As Graff observes, “At no other time in modern history has a country so thoroughly turned its back on its core national strengths.,,,What America may find is that we have squandered the greatest gift of the Manhattan Project — which, in the end, wasn’t the bomb but a new way of looking at how science and government can work together.”
THE MANHATTAN PROJECT NATIONAL HISTORICAL PARK
The Manhattan Project National Historical Park (MAPR) observed the 80th anniversary of the 1945 atomic bombings of Japan with Lights for Peace and commemorative programs at all three sites.
The National Park Service recently selected two top-notch managers for the Manhattan Project (MAPR). Amy Cole is now the permanent Superintendent. In addition to her new role, Cole will continue to serve as the NPS Intermountain Region (IMRO) Cultural Resources Division Manager.

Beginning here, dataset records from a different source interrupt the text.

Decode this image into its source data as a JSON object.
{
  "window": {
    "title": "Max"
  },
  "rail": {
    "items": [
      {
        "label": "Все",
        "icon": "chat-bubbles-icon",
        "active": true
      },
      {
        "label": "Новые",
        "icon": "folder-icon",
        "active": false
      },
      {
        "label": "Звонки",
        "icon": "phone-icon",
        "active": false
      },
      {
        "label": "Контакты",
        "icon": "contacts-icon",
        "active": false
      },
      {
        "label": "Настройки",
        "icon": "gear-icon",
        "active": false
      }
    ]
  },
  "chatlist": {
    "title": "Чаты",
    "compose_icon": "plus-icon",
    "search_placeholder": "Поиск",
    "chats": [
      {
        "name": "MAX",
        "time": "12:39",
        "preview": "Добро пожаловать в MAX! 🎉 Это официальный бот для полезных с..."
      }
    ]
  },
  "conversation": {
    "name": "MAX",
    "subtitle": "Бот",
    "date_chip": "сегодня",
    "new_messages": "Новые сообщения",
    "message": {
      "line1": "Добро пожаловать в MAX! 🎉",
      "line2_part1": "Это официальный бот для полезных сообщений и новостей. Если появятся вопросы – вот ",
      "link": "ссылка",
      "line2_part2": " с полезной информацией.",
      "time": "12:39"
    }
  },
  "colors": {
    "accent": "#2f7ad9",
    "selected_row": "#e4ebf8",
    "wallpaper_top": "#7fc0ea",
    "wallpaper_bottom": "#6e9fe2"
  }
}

Cole spent her 36-year career in historic preservation including as attorney at the National Trust for Historic Preservation. She is working in the Denver Federal Center and looking forward to traveling to the Manhattan Project sites in the coming weeks.
After a successful 120-day detail, Nicholas Murray is now the permanent Los Alamos Site Manager. Nick’s appointment gives the Los Alamos unit an energetic and enthusiastic leader and some welcome stability.
These are very challenging times for the National Park Service. President Trump’s hiring freeze on January 20 has left many vacancies unfilled. Neither Hanford nor Los Alamos has a park ranger and Becky Burghart, Hanford Site Manager, is currently the only NPS employee at Hanford. The Oak Ridge Site Manager juggles two other NPS positions.
This summer, Becky Burghart welcomed the assistance of the “rock-star volunteers” from the B Reactor Museum Association (BRMA) for the new “Atomic Explorations” program. Because the B Reactor is closed for repairs until 2027, the NPS is trying to create other experiences for visitors. With few resources to draw upon, the NPS is more dependent on volunteers and collaboration with other organizations to tell the Manhattan Project story.
SCIENCE, POWER, AND CONSEQUENCES
Collisions by Alec Nevala-Lee is compelling biography of Nobel Prize-winning physicist Luis Alvarez. An innovative and ambitious young scientist, during World War II Alvarez worked on radar at MIT and then the plutonium bomb design at Los Alamos. Alvarez also flew on the instrument plane to Hiroshima.
After World War II, he revolutionized particle physics with his hydrogen bubble chamber and used X-rays to explore the inside of Egyptian pyramids. With his son Walter, Alvarez demonstrated that an asteroid caused the extinction of the dinosaurs.
An ally of Ernest O. Lawrence and promoter of the hydrogen bomb, Alvarez was critical of Oppenheimer for not supporting the development of the hydrogen bomb. At the Atomic Energy Commission’s security hearings, Alvarez testified that Oppenheimer “showed exceedingly poor judgment.”
Inspired by Collisiions, the Bulletin of the Atomic Scientists hosted a webinar, “Science, Power, and Consequence: Luis Alvarez and the Atomic Age,” on August 21, 2025. Alexandra Bell, President and CEO of the Bulletin, facilitated the session with Alec Nevala-Lee, Dr. Yuki Miyamoto, Professor at DePaul University, and Cindy Kelly. The webinar is now on YouTube here.
IMAGES OF THE ATOMIC BOMB
David Wargowski commemorated the 80th Anniversary with “Atomic Bombing of Japan,” a haunting production of 22 nuclear images set to music on YouTube here. A retired scientist, Wargowski is a talented artist, exploring the intersection of science, memory, and visual culture.
Since June 2019, the Atomic Heritage Foundation has been pleased to partner with the National Museum of Nuclear Science & History. The Museum and its first-class team are the stewards of AHF’s websites, documentary photographs, and artifacts. We look forward to continuing a very productive relationship.